Court Opinion

ID: 9765287
Source: CourtListenerOpinion
Date Created: 2023-08-29 03:58:13.110175+00
Date Added: 2024-06-11T07:30:07.901702
License: Public Domain

Chief Justice CAPPY
concurring.
I join the Opinion Announcing the Judgment of the Court in its result, but I disassociate myself from its rationale. The lead opinion would find that Debbie Gillette had a right to receive an award under the Wrongful Death Act, and that Ms. Gillette’s right had passed by operation of the Workers’ Compensation Act to Utica National Insurance which compensated Ms. Gillette for the death of her husband while at work. The lead opinion does not explain how this right vested in Ms. Gillette, who had disclaimed her share of the award. By operation of law, “a disclaimer relates back for all purposes to the date of death of the decedent and shall, for purposes of determining the rights of other parties, be equivalent to the disclaimant having died before the decedent in a case of devolution by will or intestacy.” 20 Pa.C.S. § 6205. Therefore, Ms. Gillette’s disclaimer creates a legal fiction that assumes that she died before her husband was fatally wounded, and thus she could not have acquired a right to which Utica’s right of subrogation could attach.

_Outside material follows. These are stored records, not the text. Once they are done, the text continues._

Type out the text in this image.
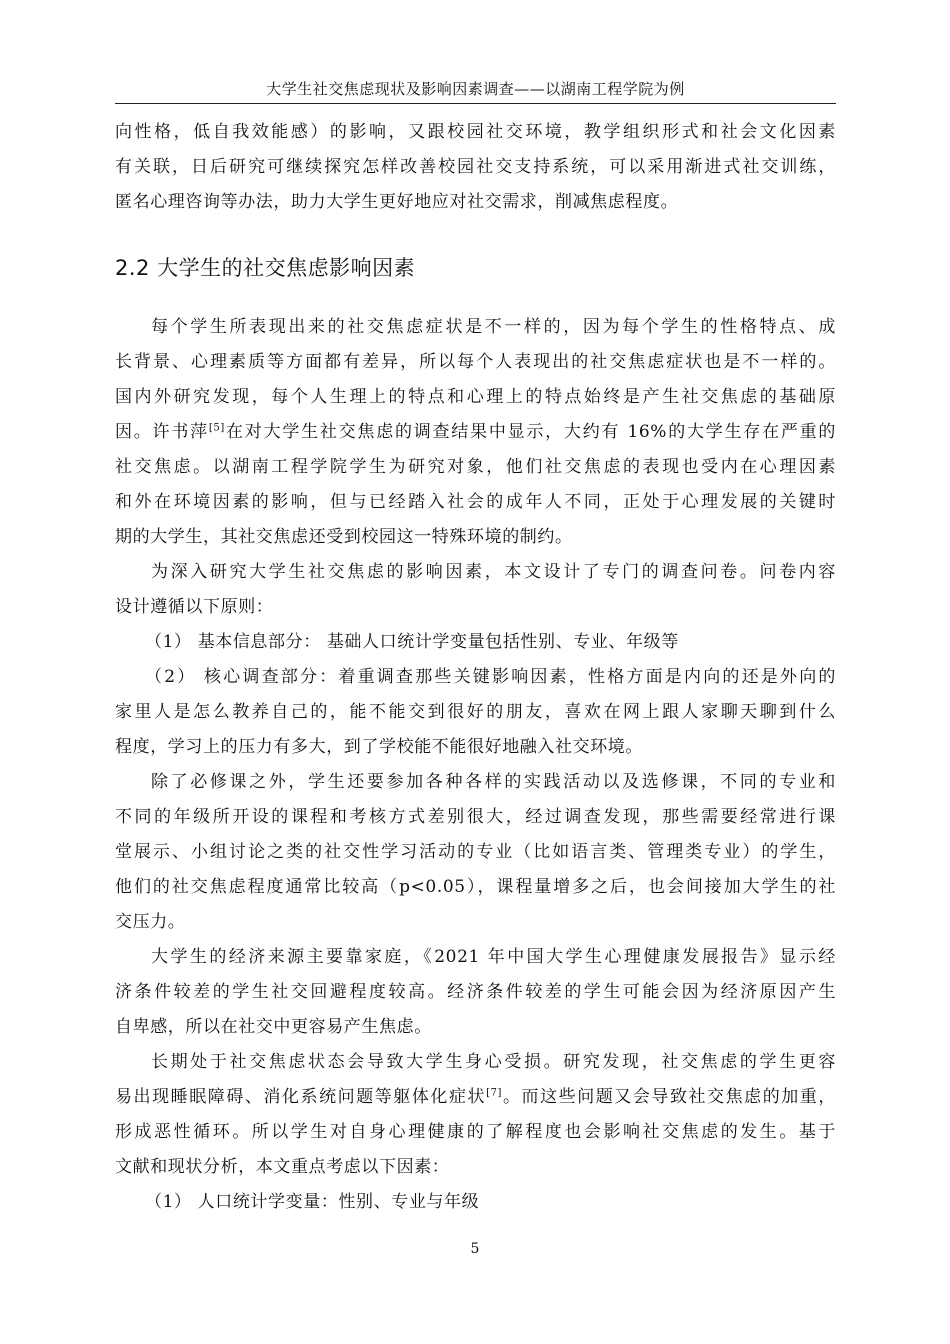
大学生社交焦虑现状及影响因素调查——以湖南工程学院为例
向性格，低自我效能感）的影响，又跟校园社交环境，教学组织形式和社会文化因素
有关联，日后研究可继续探究怎样改善校园社交支持系统，可以采用渐进式社交训练，
匿名心理咨询等办法，助力大学生更好地应对社交需求，削减焦虑程度。
2.2 大学生的社交焦虑影响因素
每个学生所表现出来的社交焦虑症状是不一样的，因为每个学生的性格特点、成
长背景、心理素质等方面都有差异，所以每个人表现出的社交焦虑症状也是不一样的。
国内外研究发现，每个人生理上的特点和心理上的特点始终是产生社交焦虑的基础原
因。许书萍[5]在对大学生社交焦虑的调查结果中显示，大约有 16%的大学生存在严重的
社交焦虑。以湖南工程学院学生为研究对象，他们社交焦虑的表现也受内在心理因素
和外在环境因素的影响，但与已经踏入社会的成年人不同，正处于心理发展的关键时
期的大学生，其社交焦虑还受到校园这一特殊环境的制约。
为深入研究大学生社交焦虑的影响因素，本文设计了专门的调查问卷。问卷内容
设计遵循以下原则：
（1） 基本信息部分： 基础人口统计学变量包括性别、专业、年级等
（2） 核心调查部分：着重调查那些关键影响因素，性格方面是内向的还是外向的
家里人是怎么教养自己的，能不能交到很好的朋友，喜欢在网上跟人家聊天聊到什么
程度，学习上的压力有多大，到了学校能不能很好地融入社交环境。
除了必修课之外，学生还要参加各种各样的实践活动以及选修课，不同的专业和
不同的年级所开设的课程和考核方式差别很大，经过调查发现，那些需要经常进行课
堂展示、小组讨论之类的社交性学习活动的专业（比如语言类、管理类专业）的学生，
他们的社交焦虑程度通常比较高（p<0.05），课程量增多之后，也会间接加大学生的社
交压力。
大学生的经济来源主要靠家庭，《2021 年中国大学生心理健康发展报告》显示经
济条件较差的学生社交回避程度较高。经济条件较差的学生可能会因为经济原因产生
自卑感，所以在社交中更容易产生焦虑。
长期处于社交焦虑状态会导致大学生身心受损。研究发现，社交焦虑的学生更容
易出现睡眠障碍、消化系统问题等躯体化症状[7]。而这些问题又会导致社交焦虑的加重，
形成恶性循环。所以学生对自身心理健康的了解程度也会影响社交焦虑的发生。基于
文献和现状分析，本文重点考虑以下因素：
（1） 人口统计学变量：性别、专业与年级
5
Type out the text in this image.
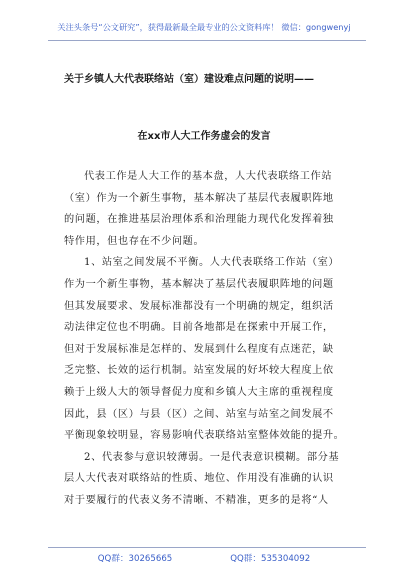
关注头条号“公文研究”，获得最新最全最专业的公文资料库！ 微信：gongwenyj
关于乡镇人大代表联络站（室）建设难点问题的说明——
在xx市人大工作务虚会的发言
代表工作是人大工作的基本盘，人大代表联络工作站
（室）作为一个新生事物，基本解决了基层代表履职阵地
的问题，在推进基层治理体系和治理能力现代化发挥着独
特作用，但也存在不少问题。
1、站室之间发展不平衡。人大代表联络工作站（室）
作为一个新生事物，基本解决了基层代表履职阵地的问题
但其发展要求、发展标准都没有一个明确的规定，组织活
动法律定位也不明确。目前各地都是在探索中开展工作，
但对于发展标准是怎样的、发展到什么程度有点迷茫，缺
乏完整、长效的运行机制。站室发展的好坏较大程度上依
赖于上级人大的领导督促力度和乡镇人大主席的重视程度
因此，县（区）与县（区）之间、站室与站室之间发展不
平衡现象较明显，容易影响代表联络站室整体效能的提升。
2、代表参与意识较薄弱。一是代表意识模糊。部分基
层人大代表对联络站的性质、地位、作用没有准确的认识
对于要履行的代表义务不清晰、不精准，更多的是将“人
QQ群：30265665	QQ群：535304092
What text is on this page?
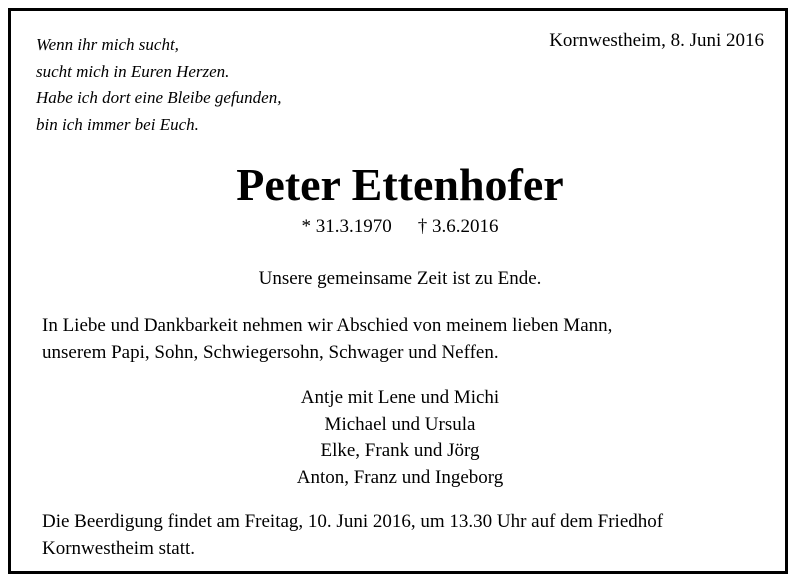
Wenn ihr mich sucht,
sucht mich in Euren Herzen.
Habe ich dort eine Bleibe gefunden,
bin ich immer bei Euch.
Kornwestheim, 8. Juni 2016
Peter Ettenhofer
* 31.3.1970 † 3.6.2016
Unsere gemeinsame Zeit ist zu Ende.
In Liebe und Dankbarkeit nehmen wir Abschied von meinem lieben Mann,
unserem Papi, Sohn, Schwiegersohn, Schwager und Neffen.
Antje mit Lene und Michi
Michael und Ursula
Elke, Frank und Jörg
Anton, Franz und Ingeborg
Die Beerdigung findet am Freitag, 10. Juni 2016, um 13.30 Uhr auf dem Friedhof
Kornwestheim statt.
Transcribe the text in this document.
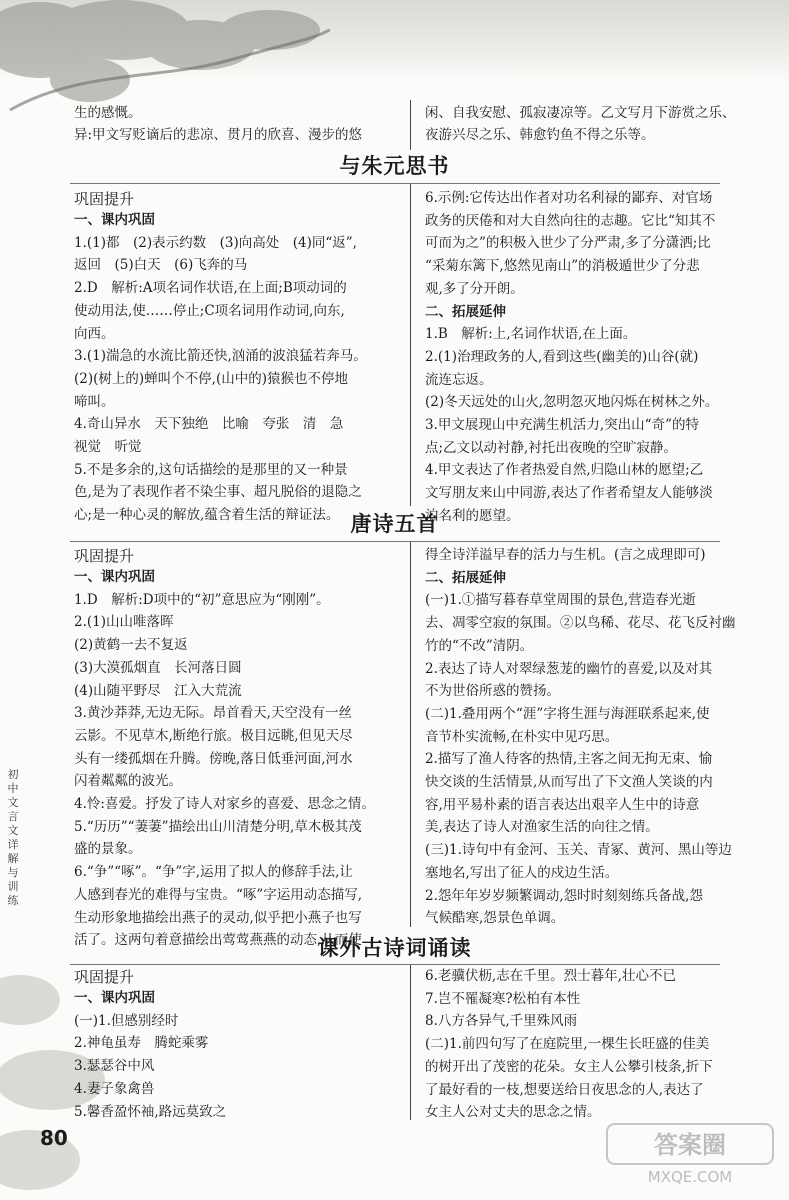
生的感慨。
异:甲文写贬谪后的悲凉、贯月的欣喜、漫步的悠
闲、自我安慰、孤寂凄凉等。乙文写月下游赏之乐、
夜游兴尽之乐、韩愈钓鱼不得之乐等。
与朱元思书
巩固提升
一、课内巩固
1.(1)都　(2)表示约数　(3)向高处　(4)同“返”,
返回　(5)白天　(6)飞奔的马
2.D　解析:A项名词作状语,在上面;B项动词的
使动用法,使……停止;C项名词用作动词,向东,
向西。
3.(1)湍急的水流比箭还快,汹涌的波浪猛若奔马。
(2)(树上的)蝉叫个不停,(山中的)猿猴也不停地
啼叫。
4.奇山异水　天下独绝　比喻　夸张　清　急
视觉　听觉
5.不是多余的,这句话描绘的是那里的又一种景
色,是为了表现作者不染尘事、超凡脱俗的退隐之
心;是一种心灵的解放,蕴含着生活的辩证法。
6.示例:它传达出作者对功名利禄的鄙弃、对官场
政务的厌倦和对大自然向往的志趣。它比“知其不
可而为之”的积极入世少了分严肃,多了分潇洒;比
“采菊东篱下,悠然见南山”的消极遁世少了分悲
观,多了分开朗。
二、拓展延伸
1.B　解析:上,名词作状语,在上面。
2.(1)治理政务的人,看到这些(幽美的)山谷(就)
流连忘返。
(2)冬天远处的山火,忽明忽灭地闪烁在树林之外。
3.甲文展现山中充满生机活力,突出山“奇”的特
点;乙文以动衬静,衬托出夜晚的空旷寂静。
4.甲文表达了作者热爱自然,归隐山林的愿望;乙
文写朋友来山中同游,表达了作者希望友人能够淡
泊名利的愿望。
唐诗五首
巩固提升
一、课内巩固
1.D　解析:D项中的“初”意思应为“刚刚”。
2.(1)山山唯落晖
(2)黄鹤一去不复返
(3)大漠孤烟直　长河落日圆
(4)山随平野尽　江入大荒流
3.黄沙莽莽,无边无际。昂首看天,天空没有一丝
云影。不见草木,断绝行旅。极目远眺,但见天尽
头有一缕孤烟在升腾。傍晚,落日低垂河面,河水
闪着粼粼的波光。
4.怜:喜爱。抒发了诗人对家乡的喜爱、思念之情。
5.“历历”“萋萋”描绘出山川清楚分明,草木极其茂
盛的景象。
6.“争”“啄”。“争”字,运用了拟人的修辞手法,让
人感到春光的难得与宝贵。“啄”字运用动态描写,
生动形象地描绘出燕子的灵动,似乎把小燕子也写
活了。这两句着意描绘出莺莺燕燕的动态,从而使
得全诗洋溢早春的活力与生机。(言之成理即可)
二、拓展延伸
(一)1.①描写暮春草堂周围的景色,营造春光逝
去、凋零空寂的氛围。②以鸟稀、花尽、花飞反衬幽
竹的“不改”清阴。
2.表达了诗人对翠绿葱茏的幽竹的喜爱,以及对其
不为世俗所惑的赞扬。
(二)1.叠用两个“涯”字将生涯与海涯联系起来,使
音节朴实流畅,在朴实中见巧思。
2.描写了渔人待客的热情,主客之间无拘无束、愉
快交谈的生活情景,从而写出了下文渔人笑谈的内
容,用平易朴素的语言表达出艰辛人生中的诗意
美,表达了诗人对渔家生活的向往之情。
(三)1.诗句中有金河、玉关、青冢、黄河、黑山等边
塞地名,写出了征人的戍边生活。
2.怨年年岁岁频繁调动,怨时时刻刻练兵备战,怨
气候酷寒,怨景色单调。
课外古诗词诵读
巩固提升
一、课内巩固
(一)1.但感别经时
2.神龟虽寿　腾蛇乘雾
3.瑟瑟谷中风
4.妻子象禽兽
5.馨香盈怀袖,路远莫致之
6.老骥伏枥,志在千里。烈士暮年,壮心不已
7.岂不罹凝寒?松柏有本性
8.八方各异气,千里殊风雨
(二)1.前四句写了在庭院里,一棵生长旺盛的佳美
的树开出了茂密的花朵。女主人公攀引枝条,折下
了最好看的一枝,想要送给日夜思念的人,表达了
女主人公对丈夫的思念之情。
初中文言文详解与训练
80	答案圈
MXQE.COM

I would reach the same result as the lead opinion because I would follow the rule of disclaimer to its natural conclusion, *557not solely in how it affects the wrongful death award, but also in how her fictional death before the death of her spouse would have affected the workers’ compensation award. If Ms. Gillette is treated as predeceased because of her disclaimer, we can assume that the Gillette children would have received not only the wrongful death award, but also the workers’ compensation award. That being the case, Utica would have been subrogated to the children’s right to receive a wrongful death award, having already paid them workers’ compensation benefits. If the disclaimer requires us to indulge the legal fiction that treats Ms. Gillette as if she has predeceased her husband then we are bound to follow this course to its logical conclusion in the law and uphold Utica’s right to be subrogated to whomever directly benefits. Otherwise, we leave a loophole that makes the subrogation right a nullity in wrongful death cases, and we allow a double recovery.